I’m aware of the nullable pointer optimization for enums. But what about enums that need a discriminant yet still have a pointer at the beginning of each variant?

If I remember correctly, x86_64 does not use all the bits in its pointers (any other ISAs?). I don’t know if any OS uses these bits to store information, but perhaps if we wanted to be clever, we could have the compiler use those bits for the discriminant?

I understand the fundamental tradeoff, of course; you save 8 bytes at the beginning of the enum but you spend a couple extra cycles shifting and masking to actually get the discriminant every time you match on it. But in cases where the space savings are preferable, could this be a valuable optimization?

#2

The problem with that approach is that you will need to do this masking for all accesses of pointer types. Consider what happens if you take a reference to one of the enum fields. Now you have a &mut Box<T> but you still need to use a mask when dereferencing that reference.

#3

See also the prior discussion about enum representations. There are tons of possibilities even ignoring the pointer alignments representations.

#4

How so? If the ISA ignores those bits on deref, there’s no need to mask them out, right?

Edit:

the AMD specification requires that bits 48 through 63 of any virtual address must be copies of bit 47 (in a manner akin to sign extension), or the processor will raise an exception.

I see what you mean now. All right, forget that idea.

#5

the AMD specification requires that bits 48 through 63 of any virtual address must be copies of bit 47 (in a manner akin to sign extension), or the processor will raise an exception.

I see what you mean now. All right, forget that idea.

Correct me if I’m wrong but that’s not about alignment, alignment is about least-significant bits. This quote is about most-significant bits.
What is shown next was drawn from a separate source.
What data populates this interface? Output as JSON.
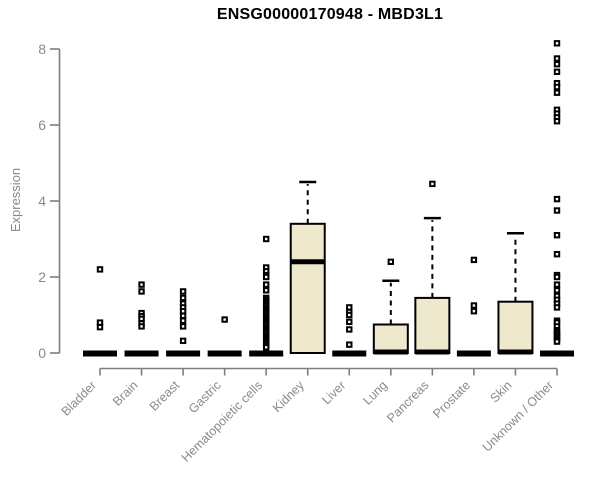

GHC is doing something like this. Evaluated objects are having non-zero first (least significant) 3 (or 2 on 32-bit systems) bits. If number of alternatives is smaller than or equal to 2^3 - 1 (or 2^2 - 1 on 32bit), the least significant 3 (2 in 32bit) bits also give the tag. So you can branch (in a case expression) without actually dereferencing the pointer.

#6

Indeed, I believe LLVM (and many other compilers) uses the LSB to indicate a C++ pointer is to a virtual method - so I imagine masking them out before dereferencing isn’t that expensive…

closed #7

This topic was automatically closed 90 days after the last reply. New replies are no longer allowed.